Société

Santé : Elsa Ayo Bivigou promet un redressement en 100 jours

Bâtiments dégradés, équipements obsolètes, manque criant de spécialistes : le constat dressé sur l’état du système de santé gabonais est sévère. Invitée le 13 février sur l’émission « Le gouvernement s’exprime » sur Gabon 24, la ministre de la Santé, Elsa Ayo Bivigou, a reconnu l’ampleur des dysfonctionnements et annoncé un plan d’actions concentré sur les 100 prochains jours.

Médecin cardiologue et ancienne responsable du Centre hospitalier universitaire de Libreville, elle affirme vouloir replacer « le patient au cœur de l’action sanitaire », en rétablissant une relation de confiance entre soignants et usagers.

Rééquilibrer l’offre de soins

Première priorité : réduire les inégalités territoriales.

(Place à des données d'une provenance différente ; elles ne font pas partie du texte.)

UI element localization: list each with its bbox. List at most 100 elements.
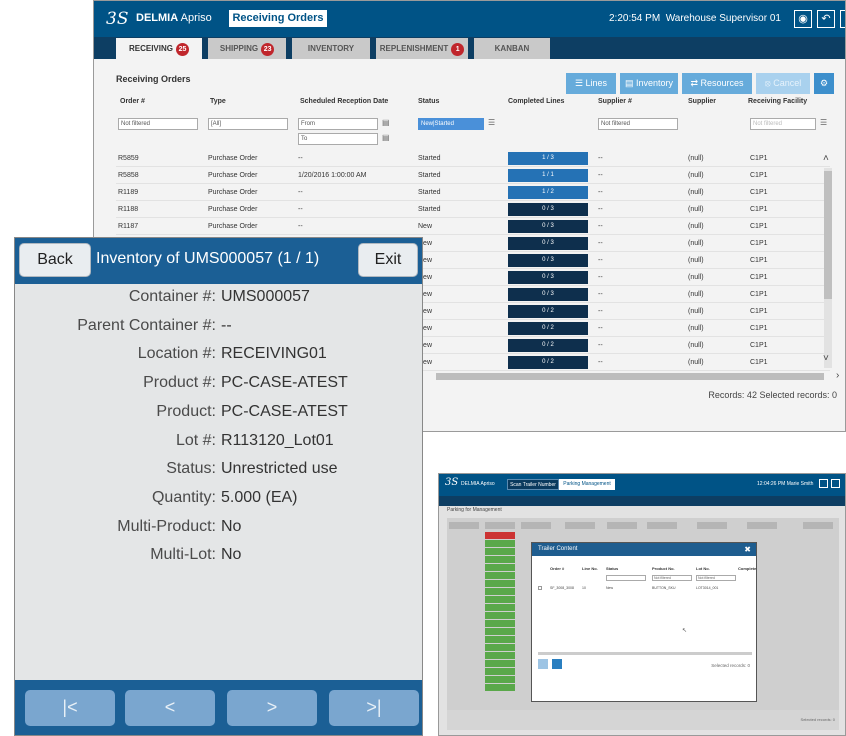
col-date[interactable]: Scheduled Reception Date bbox=[300, 98, 388, 114]
chevron-right-icon[interactable]: › bbox=[836, 370, 839, 381]
order-filter[interactable]: Not filtered bbox=[118, 118, 198, 130]
cancel-button[interactable]: ⦻ Cancel bbox=[756, 73, 810, 94]
table-row[interactable]: R1188 Purchase Order -- Started -- (null) C1P1… bbox=[116, 201, 830, 218]
cell-supplier-no: -- bbox=[598, 274, 603, 281]
col-type[interactable]: Type bbox=[210, 98, 226, 114]
col-facility[interactable]: Receiving Facility bbox=[748, 98, 807, 114]
tab-kanban[interactable]: KANBAN bbox=[474, 38, 550, 59]
status-cell bbox=[485, 660, 515, 667]
field-label: Container #: bbox=[128, 288, 216, 305]
lot-filter[interactable]: Not filtered bbox=[696, 575, 736, 581]
lines-button[interactable]: ☰ Lines bbox=[566, 73, 616, 94]
brand-name: DELMIA Apriso bbox=[136, 12, 212, 24]
type-filter[interactable]: [All] bbox=[208, 118, 288, 130]
status-cell bbox=[485, 548, 515, 555]
column-header bbox=[697, 522, 727, 529]
horizontal-scrollbar[interactable] bbox=[538, 652, 752, 655]
table-row[interactable]: R5859 Purchase Order -- Started -- (null) C1P1… bbox=[116, 150, 830, 167]
page-tab[interactable]: Receiving Orders bbox=[229, 10, 327, 27]
exit-button[interactable]: Exit bbox=[358, 243, 418, 277]
section-title: Receiving Orders bbox=[116, 74, 191, 84]
field-label: Quantity: bbox=[151, 488, 216, 506]
col-status[interactable]: Status bbox=[418, 98, 439, 114]
close-icon[interactable]: ✖ bbox=[744, 543, 751, 556]
table-row[interactable]: R5858 Purchase Order 1/20/2016 1:00:00 AM S… bbox=[116, 167, 830, 184]
facility-filter[interactable]: Not filtered bbox=[750, 118, 816, 130]
status-cell bbox=[485, 540, 515, 547]
completed-lines-progress: 0 / 3 bbox=[508, 237, 588, 250]
table-row[interactable]: R1189 Purchase Order -- Started -- (null) C1P1… bbox=[116, 184, 830, 201]
col-supplier-no[interactable]: Supplier # bbox=[598, 98, 632, 114]
status-cell bbox=[485, 604, 515, 611]
home-icon[interactable]: ⌂ bbox=[840, 10, 845, 28]
cell-supplier-no: -- bbox=[598, 359, 603, 366]
col-line-no[interactable]: Line No. bbox=[582, 566, 598, 571]
next-record-button[interactable]: > bbox=[227, 690, 317, 726]
scroll-thumb[interactable] bbox=[824, 171, 832, 299]
back-arrow-icon[interactable] bbox=[831, 479, 840, 488]
clock-user: 12:04:26 PM Marie Smith bbox=[757, 481, 814, 487]
horizontal-scrollbar[interactable] bbox=[436, 373, 824, 380]
cell-order: R1188 bbox=[118, 206, 139, 213]
supplier-no-filter[interactable]: Not filtered bbox=[598, 118, 678, 130]
col-order[interactable]: Order # bbox=[120, 98, 145, 114]
date-to-field[interactable]: To bbox=[298, 133, 378, 145]
menu-icon[interactable]: ☰ bbox=[820, 118, 827, 127]
tab-replenishment[interactable]: REPLENISHMENT 1 bbox=[376, 38, 468, 59]
calendar-icon[interactable]: ▤ bbox=[382, 118, 390, 127]
cell-supplier: (null) bbox=[688, 308, 704, 315]
row-checkbox[interactable] bbox=[538, 586, 542, 590]
status-filter[interactable] bbox=[606, 575, 646, 581]
field-label: Product: bbox=[156, 402, 216, 420]
user-icon[interactable]: ◉ bbox=[794, 10, 812, 28]
detail-row: Parent Container #: -- bbox=[15, 317, 422, 341]
cell-type: Purchase Order bbox=[208, 189, 258, 196]
user-icon[interactable] bbox=[819, 479, 828, 488]
cell-supplier-no: -- bbox=[598, 291, 603, 298]
detail-row: Quantity: 5.000 (EA) bbox=[15, 488, 422, 513]
settings-gear-icon[interactable]: ⚙ bbox=[814, 73, 834, 94]
cell-date: -- bbox=[298, 223, 303, 230]
breadcrumb-scan-trailer[interactable]: Scan Trailer Number bbox=[507, 479, 559, 490]
chevron-down-icon[interactable]: ˅ bbox=[823, 353, 829, 364]
cell-supplier: (null) bbox=[688, 274, 704, 281]
table-row[interactable]: R1187 Purchase Order -- New -- (null) C1P1 0 / … bbox=[116, 218, 830, 235]
inventory-button[interactable]: ▤ Inventory bbox=[620, 73, 678, 94]
completed-lines-progress: 0 / 2 bbox=[508, 305, 588, 318]
cell-supplier: (null) bbox=[688, 206, 704, 213]
back-arrow-icon[interactable]: ↶ bbox=[817, 10, 835, 28]
col-order[interactable]: Order # bbox=[550, 566, 564, 571]
completed-lines-progress: 0 / 3 bbox=[508, 220, 588, 233]
status-filter[interactable]: New|Started bbox=[418, 118, 484, 130]
cell-date: -- bbox=[298, 155, 303, 162]
col-status[interactable]: Status bbox=[606, 566, 618, 571]
product-filter[interactable]: Not filtered bbox=[652, 575, 692, 581]
first-record-button[interactable]: |< bbox=[25, 690, 115, 726]
cell-facility: C1P1 bbox=[750, 274, 768, 281]
resources-button[interactable]: ⇄ Resources bbox=[682, 73, 752, 94]
col-complete[interactable]: Complete bbox=[738, 566, 756, 571]
completed-lines-progress: 1 / 2 bbox=[508, 186, 588, 199]
col-supplier[interactable]: Supplier bbox=[688, 98, 716, 114]
tab-inventory[interactable]: INVENTORY bbox=[292, 38, 370, 59]
col-product-no[interactable]: Product No. bbox=[652, 566, 675, 571]
chevron-up-icon[interactable]: ˄ bbox=[823, 153, 829, 164]
tab-shipping[interactable]: SHIPPING 23 bbox=[208, 38, 286, 59]
dialog-records: Selected records: 0 bbox=[711, 663, 750, 668]
tab-receiving[interactable]: RECEIVING 25 bbox=[116, 38, 202, 59]
table-row[interactable]: SF_3008_3008 10 New BUTTON_SKU LOT3014_0… bbox=[538, 584, 750, 592]
col-completed-lines[interactable]: Completed Lines bbox=[508, 98, 564, 114]
breadcrumb-parking[interactable]: Parking Management bbox=[559, 479, 615, 490]
date-from-field[interactable]: From bbox=[298, 118, 378, 130]
cell-supplier: (null) bbox=[688, 257, 704, 264]
calendar-icon[interactable]: ▤ bbox=[382, 133, 390, 142]
status-cell bbox=[485, 532, 515, 539]
menu-icon[interactable]: ☰ bbox=[488, 118, 495, 127]
next-page-button[interactable] bbox=[552, 659, 562, 669]
col-lot-no[interactable]: Lot No. bbox=[696, 566, 710, 571]
last-record-button[interactable]: >| bbox=[329, 690, 419, 726]
completed-lines-progress: 1 / 1 bbox=[508, 169, 588, 182]
prev-record-button[interactable]: < bbox=[125, 690, 215, 726]
prev-page-button[interactable] bbox=[538, 659, 548, 669]
back-button[interactable]: Back bbox=[19, 243, 91, 277]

La ministre entend renforcer les Centres hospitaliers régionaux d’Oyem, Mouila et Makokou, tout en améliorant les moyens logistiques dans les zones enclavées. À Libreville, le CHU devrait bénéficier d’un nouveau scanner et d’une modernisation de son plateau technique afin de limiter les évacuations vers le privé. La mise en service d’un hôpital d’arrondissement en périphérie est également annoncée pour désengorger la structure principale.

Combler le déficit en spécialistes

Le manque de médecins spécialisés demeure un défi majeur. « Former un spécialiste, c’est minimum 11 ans », a rappelé la ministre, soulignant la nécessité d’optimiser les effectifs existants et de renforcer l’attractivité du secteur public. Une commission tripartite devrait par ailleurs relancer le dialogue avec les professionnels de santé après les tensions sociales récentes.

L’entrée en vigueur du Code de la santé est prévue dans les 100 jours, de même qu’une accélération de la digitalisation des hôpitaux pour mieux gérer les stocks de médicaments et de consommables.

Santé mentale et dialyse en ligne de mire

Le Centre National de Santé Mentale de Melen, jugé vétuste, fera l’objet d’une restructuration, avec la création progressive d’unités spécialisées en province. Sur le volet de l’insuffisance rénale, la prise en charge des patients dialysés sera désormais couverte à 100 % par la CNAMGS. L’objectif affiché : doter chaque province d’un centre de dialyse, même si la formation de néphrologues et de techniciens qualifiés reste un enjeu crucial.

Au-delà des infrastructures, la ministre veut réorienter le système vers la prévention, longtemps reléguée au second plan. Elle annonce également la gratuité totale des urgences durant les 24 premières heures pour les populations vulnérables, médicaments inclus.

Ce programme d’urgence s’inscrit dans la dynamique du Plan national de croissance et de développement, qui fait de la santé un levier stratégique de développement. Reste à savoir si, au terme des 100 jours annoncés, les patients constateront une amélioration concrète dans leur quotidien.